I am especially interested in the genetic evolution of an adaptive mimicry polymorphism in the species H. numata, an Amazonian species which has up to 7 forms segregating in a single locality, each of which is a precise mimic of local species and races of Melinaea butterflies (Nymphalidae: Ithomiinae) [figure, left]. Crosses and Mendelian genetics of the mimicry variation in H. numata has shown that all elements of wing patterns variation are controlled at a single locus P; recombinants between wing pattern elements are occasionally found, indicating P is a supergene, i.e. a tight cluster of genetic elements that hardly ever recombine. We have shown that this supergene is a positional homologue of one of the several independent colour-pattern loci which control geographic variation in other species of Heliconius; In other words H. numata produces its entire diversity of forms using one single tool in the Heliconius toolbox of wing pattern loci, where other species use a diversity of tools. My research is now focused in a large part to characterise the genetic identity, the genomic organisation, and the comparative evolution of this condensed genetic architecture, to understand how variation at a master switch genes can determine the maturation and spatial arrangement of pigmented scale cells on the wing, leading to adaptive variation in phenotype.

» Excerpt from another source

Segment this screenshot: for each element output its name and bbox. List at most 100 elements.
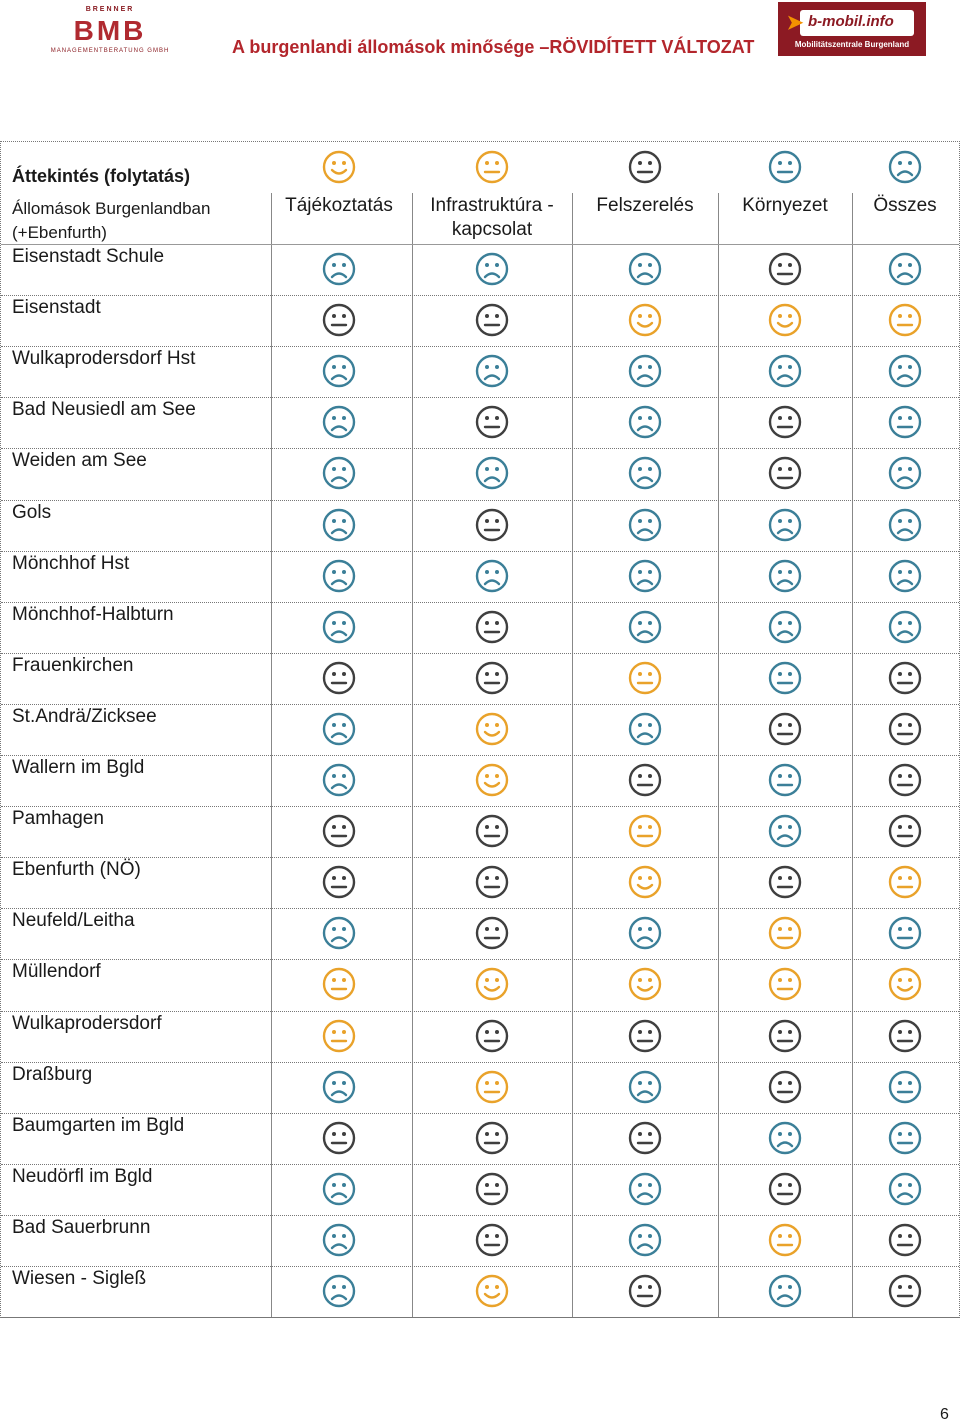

Warning colour and mimicry have been the subject of intense theoretical and experimental work in the laboratory, but it is still unclear how an ecological phenomenon that reduces diversity and selects for phenotype convergence can in fact be expressed in the most bewildering diversity of warning patterns in nature. It seems, therefore, that diversity in warning colours and mimicry might be a sort of inevitable by-product of the way species evolve warning patterns and mimicry in the first place. Müllerian mimicry evolves under strong positive density dependence, producing a form of selection that strongly favours local monomorphism, but also has a propensity to produce spatial mosaics of selection and conserve diversity at the regional scale. We are interested in theory as well as ecological and molcular data showing how spatial and populational processes can influence selection for mimicry and the maintenance of diversity from the local to the landscape scale. This may also help understand the biogeography and history of diversification in some of the most diverse communities on Earth, the tropical Andes.

Mate choice and mating success are strong determinant of sexual selection. In Bicyclus anynana (Nymphalidae: Satyrinae), we showed that inbreeding strongly influences male mating success, suggesting inbreeding depression may affect either behavioural performance and chemical signalling during courtship. However, we found that this effect is much stronger in semi-natural, free-flying conditions compared to lab experiments, suggesting much of the effect is certainly in the behavioural performance of the males. I am now particularly interested in chemical signalling in mimetic butterflies, which have a wide diversity of male androconial hair pencils or patches on their wings, and varied chemical compounds at different taxonomic level. How the diversity of pheromone cocktails correlates with genetics, with phenotypic variation, and with mimicry, are questions we are interested to tackle.